Letting Go Of Friends
The transition between high school to college allows room to choose which friends you hold on to + which friends you let go of, especially from your high school. You may have to cut off ties if you feel people are bringing you down or if it is one-sided.
In the end, you don’t need to stay in touch with ALL your high school friends unless you are actually close + you care about them. You may have talked with these people every day. You may have considered them a close acquaintance. But if you didn’t hang out with them outside of school or if you don’t constantly text, then you may consider letting them go. This doesn’t have to be a dramatic thing. They don’t even really have to know. Falling out can happen gradually + it is completely okay. Some friends are just there for a season, while others may be beside you your whole life.

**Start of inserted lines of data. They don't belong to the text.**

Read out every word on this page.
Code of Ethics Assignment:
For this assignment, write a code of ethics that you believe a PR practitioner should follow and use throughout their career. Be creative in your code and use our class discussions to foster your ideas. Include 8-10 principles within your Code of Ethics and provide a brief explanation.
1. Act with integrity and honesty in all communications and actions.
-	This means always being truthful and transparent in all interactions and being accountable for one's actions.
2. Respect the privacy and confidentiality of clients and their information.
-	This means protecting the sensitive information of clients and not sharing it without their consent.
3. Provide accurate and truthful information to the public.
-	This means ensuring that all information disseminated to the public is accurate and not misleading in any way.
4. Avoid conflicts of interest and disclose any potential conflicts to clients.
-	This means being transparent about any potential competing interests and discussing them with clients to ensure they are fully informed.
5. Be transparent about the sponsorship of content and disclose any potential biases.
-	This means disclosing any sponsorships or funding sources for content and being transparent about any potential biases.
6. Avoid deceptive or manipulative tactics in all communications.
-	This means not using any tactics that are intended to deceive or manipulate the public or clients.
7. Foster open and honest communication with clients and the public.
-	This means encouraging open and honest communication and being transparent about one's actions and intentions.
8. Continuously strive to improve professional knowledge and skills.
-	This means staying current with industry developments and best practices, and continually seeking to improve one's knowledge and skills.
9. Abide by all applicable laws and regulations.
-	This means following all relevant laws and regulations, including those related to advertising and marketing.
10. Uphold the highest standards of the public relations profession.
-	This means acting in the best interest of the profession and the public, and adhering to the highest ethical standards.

This is such a tricky thing. Relationships can be so complicated + challenging. And I would say there is no perfect formula or way of doing it. But it is a natural thing that happens + that it is okay.
After putting this together, I realized that these tips could even apply to relationships in general… between parents, siblings, grandparents, etc when you are in college– not just friends– so hopefully you can take away some of these tips whether you’re in college or not.
I really enjoyed writing this post + being able to share with you what I have learned about friendships. Hopefully at least one of these tips can help you out + give you a better understanding about relationships.
I’m sure there is still a lot more for me to learn, but I’m glad to have reflected on what has happened in my life so that it can help all of you.
Let me know if you would like more posts on friendship or if you have any questions relating to this topic… or any questions at all. I am super passionate about this topic 🙂 and you may see more posts relating to this in the future (hint hint).
Anyways, I’m so proud of you for getting to this point! Thanks for the support!